Hi John. In our OER Guidance for Schools, we identify the following benefits (in G1: Open Education and the Schools Sector):
http://schools.leicester.gov.uk/ls/open-education/
Why use OER in schools?

Open Educational Resources enjoy a range of social, educational and financial benefits. OER can
support schools and school staff in increasing access, fostering collaboration and ensuring value for
money.

By openly licensing learning materials, schools can provide additional value — making publicly
funded works available for public benefit, through open and free exchange.
Education benefits from good resources, and reusing existing OER frees up time that can be spent
on other aspects of teaching and learning.

At the school level, use of OER (instead of paid-for resources) can help reduce costs, and get the
most out of existing budgets. Schools can benefit by increasing their capacity through connecting
to OER networks of educators and expertise. OER (and Creative Commons licences) provide a
framework on the basis of which schools can collaborate and share flexible learning materials (such
as worksheets, course or textbooks) alongside innovative and effective practice. Use of OER enables
schools to work together. Releasing resources under open licences promotes the often outstanding
work that staff and schools are doing.

From an educator’s perspective, OER use and creation can bring educators together and support
school staff in achieving shared goals. Through sharing resources in common areas of interest,
working with OER can help develop school communities. Being able to draw on multiple sources,
new approaches and expertise invigorates teaching and can increase quality.
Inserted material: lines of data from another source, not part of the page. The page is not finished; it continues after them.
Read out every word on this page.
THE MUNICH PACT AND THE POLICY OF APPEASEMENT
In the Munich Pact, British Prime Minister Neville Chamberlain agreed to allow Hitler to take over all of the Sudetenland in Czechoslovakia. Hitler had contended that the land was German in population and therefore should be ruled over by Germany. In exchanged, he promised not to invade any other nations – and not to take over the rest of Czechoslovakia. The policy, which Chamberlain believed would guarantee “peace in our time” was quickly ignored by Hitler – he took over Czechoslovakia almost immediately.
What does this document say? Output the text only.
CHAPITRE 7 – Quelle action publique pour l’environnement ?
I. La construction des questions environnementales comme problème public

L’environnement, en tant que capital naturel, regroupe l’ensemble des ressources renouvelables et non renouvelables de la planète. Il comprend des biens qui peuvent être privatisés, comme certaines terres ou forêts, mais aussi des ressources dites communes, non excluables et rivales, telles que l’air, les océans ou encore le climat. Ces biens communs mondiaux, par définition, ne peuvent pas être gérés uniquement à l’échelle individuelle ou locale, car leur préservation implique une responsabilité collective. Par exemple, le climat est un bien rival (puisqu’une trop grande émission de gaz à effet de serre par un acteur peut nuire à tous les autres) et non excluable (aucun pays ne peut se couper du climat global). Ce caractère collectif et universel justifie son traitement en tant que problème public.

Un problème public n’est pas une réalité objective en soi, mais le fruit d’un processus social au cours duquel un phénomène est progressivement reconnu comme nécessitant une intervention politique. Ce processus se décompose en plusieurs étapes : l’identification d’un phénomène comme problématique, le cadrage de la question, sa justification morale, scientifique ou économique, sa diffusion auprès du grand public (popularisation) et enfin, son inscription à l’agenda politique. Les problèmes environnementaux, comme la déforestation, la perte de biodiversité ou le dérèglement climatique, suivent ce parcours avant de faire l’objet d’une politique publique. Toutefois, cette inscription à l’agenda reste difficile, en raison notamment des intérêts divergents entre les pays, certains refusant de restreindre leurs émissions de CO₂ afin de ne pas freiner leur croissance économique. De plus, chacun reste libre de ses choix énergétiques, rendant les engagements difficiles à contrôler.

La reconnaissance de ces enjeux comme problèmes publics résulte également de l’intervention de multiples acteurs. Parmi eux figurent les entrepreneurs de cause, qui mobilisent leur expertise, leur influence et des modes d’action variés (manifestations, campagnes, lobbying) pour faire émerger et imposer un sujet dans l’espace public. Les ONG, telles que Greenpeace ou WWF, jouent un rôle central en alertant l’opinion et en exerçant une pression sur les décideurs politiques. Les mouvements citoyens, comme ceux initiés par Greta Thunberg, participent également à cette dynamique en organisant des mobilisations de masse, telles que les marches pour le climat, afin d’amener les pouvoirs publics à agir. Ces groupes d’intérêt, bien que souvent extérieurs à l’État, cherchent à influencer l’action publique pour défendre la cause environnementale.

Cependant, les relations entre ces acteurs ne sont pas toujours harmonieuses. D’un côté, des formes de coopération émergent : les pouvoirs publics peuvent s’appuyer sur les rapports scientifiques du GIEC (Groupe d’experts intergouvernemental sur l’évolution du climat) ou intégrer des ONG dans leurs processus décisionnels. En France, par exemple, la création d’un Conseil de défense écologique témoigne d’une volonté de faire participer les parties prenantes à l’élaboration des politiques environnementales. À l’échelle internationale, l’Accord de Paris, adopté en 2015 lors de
OER increases the pool of resources available for activities in the classroom. This can support
differentiation more easily, and increase the variety of classroom activities, as well as help provide
extension tasks.

OER also provide a range of benefits from a student perspective. They can increase the
availability of free-to-access resources and supplementary materials available to learners. They
can support independent and informal learning, providing educationally focused materials in areas
young people are interested in learning more about, which might not be covered by the school
curriculum, or might be taught on courses they aren’t able to take. OER also make resources
available to learners globally who may not be as well supported as UK learners.

And we also provide policy benefits information in G4: Openly Licensing and Sharing Your Resources (particularly under 'OER school policies and processes'). 
You can download all of our guidance, policy and resources docs here: http://schools.leicester.gov.uk/ls/open-education/ (including a walk through for using
Wikipedia's Book Creator tool)

The guidance has been produced for schools, but has also already been 'translated' for the further and higher education sectors: http://www.jorum.ac.uk/oer-schools-guidance-resources-from-leicester-city-council-now-available-on-jorum/
In more quantitative terms, you'll want to check out the OER Hub's OER Impact maps: http://oerresearchhub.org/evidence/oer-impact/

Best wishes, Josie



From: john cummings <mrjohncummings@gmail.com>
To: Wikimedia Education <education@lists.wikimedia.org>
Sent: Monday, 7 September 2015, 12:42
Subject: [Wikimedia Education] [wikimedia-education] What benefits can educational organisations get from adopting open licenses?

Hi all

Can people tell me are there any good online resources on what benefits educational organisations can get from adopting open licenses? Please feel free to braindump as many as you like, I've helped make a tool for collating Wikimedia related resources including ones for advocacy and this seems to be an area that I can't find much on. They do not have to be Wikimedia related, just generally about the effects of open licensing content.